Kinderen met kanker hebben steeds betere overlevingskansen
De overlevingskans van kinderen en tieners in Nederland die getroffen worden door kanker, is flink gestegen in de afgelopen decennia. In de jaren 90 was vijf jaar na de diagnose nog 73 procent in leven. Dat percentage is toegenomen tot 83 procent, becijfert het Integraal Kankercentrum Nederland (IKNL).
IKNL-onderzoeker Henrike Karim-Kos noemt het „bemoedigend om te zien dat de overleving van kinderen met kanker in de lift zit”, maar toch is er volgens haar ook nog „een hele weg te gaan”. Want kanker is nog steeds een van de meest voorkomende doodsoorzaken onder kinderen.

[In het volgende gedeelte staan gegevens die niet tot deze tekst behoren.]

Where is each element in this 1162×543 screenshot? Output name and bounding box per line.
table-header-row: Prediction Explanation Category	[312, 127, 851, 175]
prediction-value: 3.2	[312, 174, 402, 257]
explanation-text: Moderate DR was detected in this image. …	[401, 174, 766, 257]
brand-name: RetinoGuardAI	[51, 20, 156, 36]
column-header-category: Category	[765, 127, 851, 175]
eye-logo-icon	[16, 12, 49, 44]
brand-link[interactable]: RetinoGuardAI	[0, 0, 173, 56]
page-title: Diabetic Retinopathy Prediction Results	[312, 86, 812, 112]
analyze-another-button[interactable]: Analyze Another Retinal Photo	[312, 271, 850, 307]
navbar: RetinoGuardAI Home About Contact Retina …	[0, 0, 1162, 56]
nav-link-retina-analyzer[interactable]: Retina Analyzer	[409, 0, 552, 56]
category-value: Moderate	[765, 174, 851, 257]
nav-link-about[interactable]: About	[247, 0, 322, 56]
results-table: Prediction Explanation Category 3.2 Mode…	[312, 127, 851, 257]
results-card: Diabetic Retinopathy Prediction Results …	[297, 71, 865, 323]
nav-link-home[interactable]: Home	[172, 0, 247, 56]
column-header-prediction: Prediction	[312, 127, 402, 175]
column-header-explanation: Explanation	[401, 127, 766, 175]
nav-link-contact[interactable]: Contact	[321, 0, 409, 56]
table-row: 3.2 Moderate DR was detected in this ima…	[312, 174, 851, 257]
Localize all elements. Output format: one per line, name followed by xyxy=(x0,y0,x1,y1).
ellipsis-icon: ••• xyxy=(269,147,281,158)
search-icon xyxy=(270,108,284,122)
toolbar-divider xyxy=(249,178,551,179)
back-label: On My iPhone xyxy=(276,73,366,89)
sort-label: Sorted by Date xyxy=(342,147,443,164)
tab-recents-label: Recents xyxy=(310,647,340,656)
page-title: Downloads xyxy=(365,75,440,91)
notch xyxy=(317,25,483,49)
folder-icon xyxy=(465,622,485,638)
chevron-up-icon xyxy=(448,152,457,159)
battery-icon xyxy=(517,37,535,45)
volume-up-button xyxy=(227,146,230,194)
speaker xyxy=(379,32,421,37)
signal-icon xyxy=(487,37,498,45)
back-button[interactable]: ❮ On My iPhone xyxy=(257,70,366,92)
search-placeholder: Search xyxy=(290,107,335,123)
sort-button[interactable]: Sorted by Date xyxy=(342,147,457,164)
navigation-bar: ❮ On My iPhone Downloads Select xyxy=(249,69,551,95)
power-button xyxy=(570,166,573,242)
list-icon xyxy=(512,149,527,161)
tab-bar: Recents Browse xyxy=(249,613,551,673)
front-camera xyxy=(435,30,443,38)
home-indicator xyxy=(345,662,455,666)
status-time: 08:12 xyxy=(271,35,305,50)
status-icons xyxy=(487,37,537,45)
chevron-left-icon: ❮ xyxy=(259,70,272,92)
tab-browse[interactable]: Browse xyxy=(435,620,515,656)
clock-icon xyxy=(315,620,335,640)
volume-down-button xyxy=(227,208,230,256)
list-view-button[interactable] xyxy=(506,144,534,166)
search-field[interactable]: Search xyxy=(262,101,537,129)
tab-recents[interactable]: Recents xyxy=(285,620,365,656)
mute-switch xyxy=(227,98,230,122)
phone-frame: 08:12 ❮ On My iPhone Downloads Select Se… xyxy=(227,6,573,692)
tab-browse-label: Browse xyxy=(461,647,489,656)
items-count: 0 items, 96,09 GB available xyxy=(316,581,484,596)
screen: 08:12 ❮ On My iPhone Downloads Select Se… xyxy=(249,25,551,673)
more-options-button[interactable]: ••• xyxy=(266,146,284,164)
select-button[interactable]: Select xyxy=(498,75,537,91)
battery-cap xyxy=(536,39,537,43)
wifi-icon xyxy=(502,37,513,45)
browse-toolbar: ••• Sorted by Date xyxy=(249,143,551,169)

Het centrum heeft de cijfers op een rij gezet omdat het woensdag Wereldkinderkankerdag is. Diverse factoren spelen een rol in de betere kansen die kinderen en jongeren tegenwoordig hebben als ze kanker krijgen. Zo zijn er ontwikkelingen geweest op het gebied van diagnose en behandeling van kinderkanker, „zoals het aanpassen van de behandeling op de soort en ernst van de tumor”, legt het IKNL uit.
In 2021 kregen 556 kinderen en tieners onder de 18 jaar in Nederland de diagnose kanker. Dat aantal is al een aantal decennia redelijk stabiel. Jongens krijgen iets vaker kanker dan meisjes: 297 jongens en 259 meisjes kregen de diagnose in het jaar waarover het IKNL de cijfers heeft gedeeld.
Leukemie kwam het meeste voor, met 159 diagnoses. Daarna komen hersentumoren (123 diagnoses) en lymfomen (89).